Nvidia CEO Jensen Huang: The failed acquisition of Arm does not affect Nvidia’s strategic direction
VentureBeat: What is your post-Arm strategy? Do you have to communicate your strategic direction in light of [the Arm deal being called off]?
Jensen Huang: Not really anything. Because we never finished combining with Arm. So any strategies that would have come from the combination were never talked about. And so our strategy is exactly the same. We do accelerated computing for wherever there are CPUs (central processing units) . And so we’ll do that for x86. And we’ll do we do that for Arm. We have a whole bunch of ARM CPUs, and system-on-chips (SoCs) in development. And we’re enthusiasts. We do all that. We have a 20-year license to Arm’s intellectual property. And we’ll continue to take advantage of all that and all the markets. And that’s about it. Keep building CPUs, GPUs (graphics processing units), and DPUs (data processing units).
VB: So it’s your three-chip strategy? Would you consider RISC-V now that the Arm deal is not happening?

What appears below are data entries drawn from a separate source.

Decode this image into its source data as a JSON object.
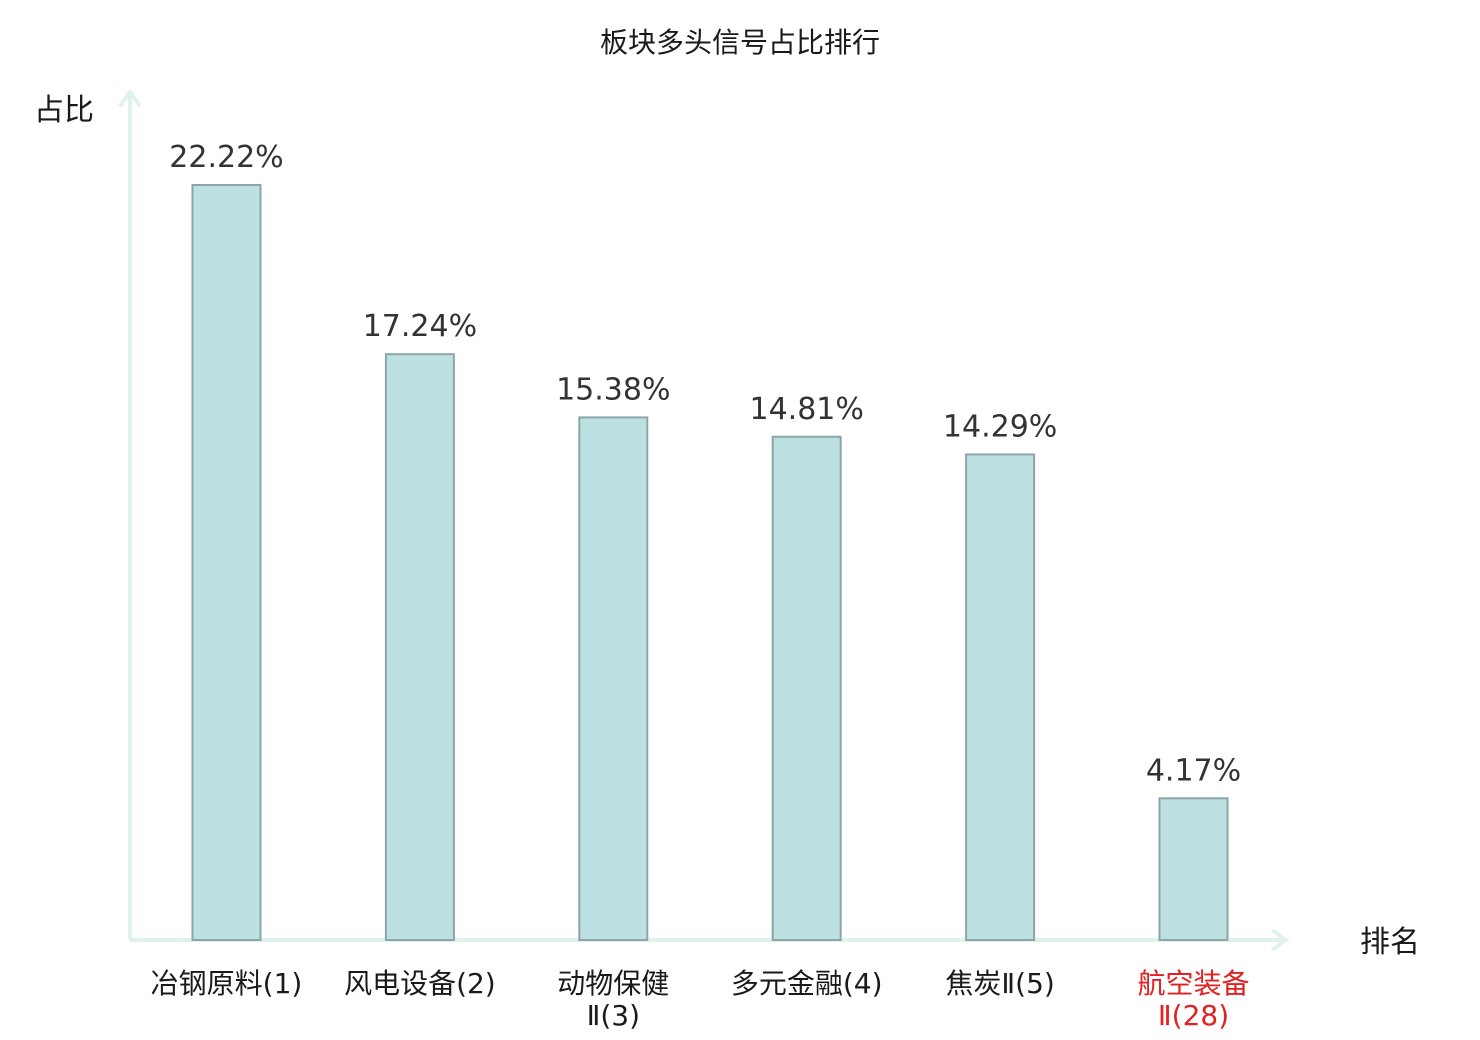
{
  "chart_data": {
    "type": "bar",
    "title": "板块多头信号占比排行",
    "ylabel": "占比",
    "xlabel": "排名",
    "categories": [
      {
        "lines": [
          "冶钢原料(1)"
        ],
        "highlight": false
      },
      {
        "lines": [
          "风电设备(2)"
        ],
        "highlight": false
      },
      {
        "lines": [
          "动物保健",
          "Ⅱ(3)"
        ],
        "highlight": false
      },
      {
        "lines": [
          "多元金融(4)"
        ],
        "highlight": false
      },
      {
        "lines": [
          "焦炭Ⅱ(5)"
        ],
        "highlight": false
      },
      {
        "lines": [
          "航空装备",
          "Ⅱ(28)"
        ],
        "highlight": true
      }
    ],
    "values": [
      22.22,
      17.24,
      15.38,
      14.81,
      14.29,
      4.17
    ],
    "value_labels": [
      "22.22%",
      "17.24%",
      "15.38%",
      "14.81%",
      "14.29%",
      "4.17%"
    ],
    "ylim": [
      0,
      22.22
    ],
    "grid": false,
    "colors": {
      "bar_fill": "#bde0e2",
      "bar_stroke": "#8aa6a8",
      "axis": "#dff2ef",
      "highlight": "#e32020"
    }
  }
}
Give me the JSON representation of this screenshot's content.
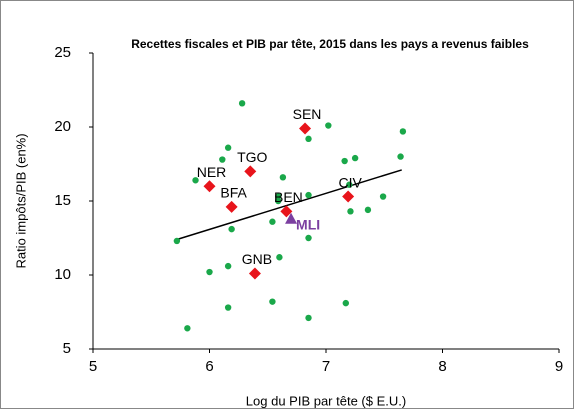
{
  "chart_data": {
    "type": "scatter",
    "title": "Recettes fiscales et PIB par tête, 2015 dans les pays a revenus faibles",
    "xlabel": "Log du PIB par tête ($ E.U.)",
    "ylabel": "Ratio impôts/PIB (en%)",
    "xlim": [
      5,
      9
    ],
    "xticks": [
      5,
      6,
      7,
      8,
      9
    ],
    "ylim": [
      5,
      25
    ],
    "yticks": [
      5,
      10,
      15,
      20,
      25
    ],
    "series": [
      {
        "color": "#1aa84a",
        "x": [
          6.28,
          7.02,
          6.16,
          6.85,
          6.11,
          5.88,
          6.63,
          7.16,
          7.25,
          7.2,
          7.49,
          7.36,
          7.21,
          6.85,
          6.59,
          6.59,
          6.54,
          6.19,
          6.85,
          5.72,
          6.0,
          6.16,
          6.6,
          6.54,
          6.16,
          7.17,
          6.85,
          5.81,
          7.66,
          7.64
        ],
        "values": [
          21.6,
          20.1,
          18.6,
          19.2,
          17.8,
          16.4,
          16.6,
          17.7,
          17.9,
          16.1,
          15.3,
          14.4,
          14.3,
          15.4,
          15.3,
          15.0,
          13.6,
          13.1,
          12.5,
          12.3,
          10.2,
          10.6,
          11.2,
          8.2,
          7.8,
          8.1,
          7.1,
          6.4,
          19.7,
          18.0
        ]
      }
    ],
    "labeled_points": [
      {
        "label": "SEN",
        "x": 6.82,
        "y": 19.9,
        "color": "#e8141b",
        "marker": "diamond"
      },
      {
        "label": "TGO",
        "x": 6.35,
        "y": 17.0,
        "color": "#e8141b",
        "marker": "diamond"
      },
      {
        "label": "NER",
        "x": 6.0,
        "y": 16.0,
        "color": "#e8141b",
        "marker": "diamond"
      },
      {
        "label": "BEN",
        "x": 6.66,
        "y": 14.3,
        "color": "#e8141b",
        "marker": "diamond"
      },
      {
        "label": "BFA",
        "x": 6.19,
        "y": 14.6,
        "color": "#e8141b",
        "marker": "diamond"
      },
      {
        "label": "CIV",
        "x": 7.19,
        "y": 15.3,
        "color": "#e8141b",
        "marker": "diamond"
      },
      {
        "label": "GNB",
        "x": 6.39,
        "y": 10.1,
        "color": "#e8141b",
        "marker": "diamond"
      },
      {
        "label": "MLI",
        "x": 6.7,
        "y": 13.8,
        "color": "#7b3fa0",
        "marker": "triangle"
      }
    ],
    "trendline": {
      "x": [
        5.72,
        7.65
      ],
      "values": [
        12.4,
        17.1
      ],
      "color": "#000000"
    }
  }
}
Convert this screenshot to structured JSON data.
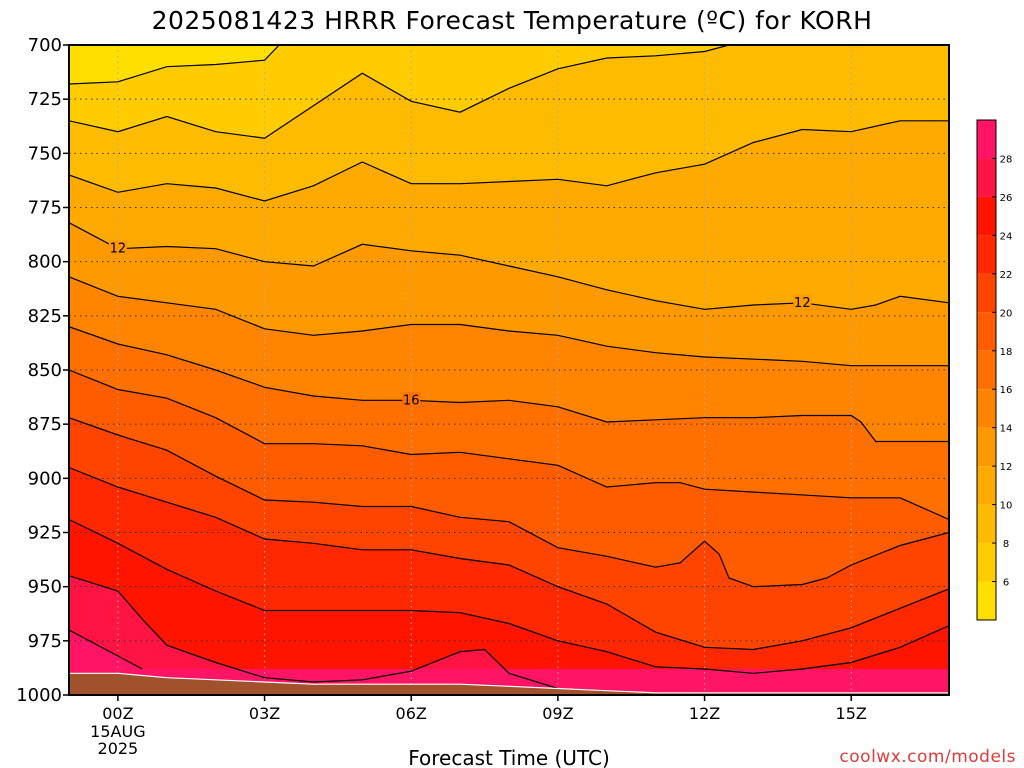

Huang: We use RISC-V. We’re RISC-V users inside our GPUs. We use it in several areas. For system controllers, inside the Bluefield GPU, there is a RISC-V acceleration engine, if you will, a programmable engine. And we use RISC-V when it makes sense. We use Arm when it makes sense. We use x86 when it makes sense.
Although in Jensen Huang’s view, the failure to acquire Arm has not changed anything, and there is no need to worry too much about the future, there is still very close cooperation between the two parties, but it does mean that any possibility of shaping Arm’s architectural roadmap in their own way is lost.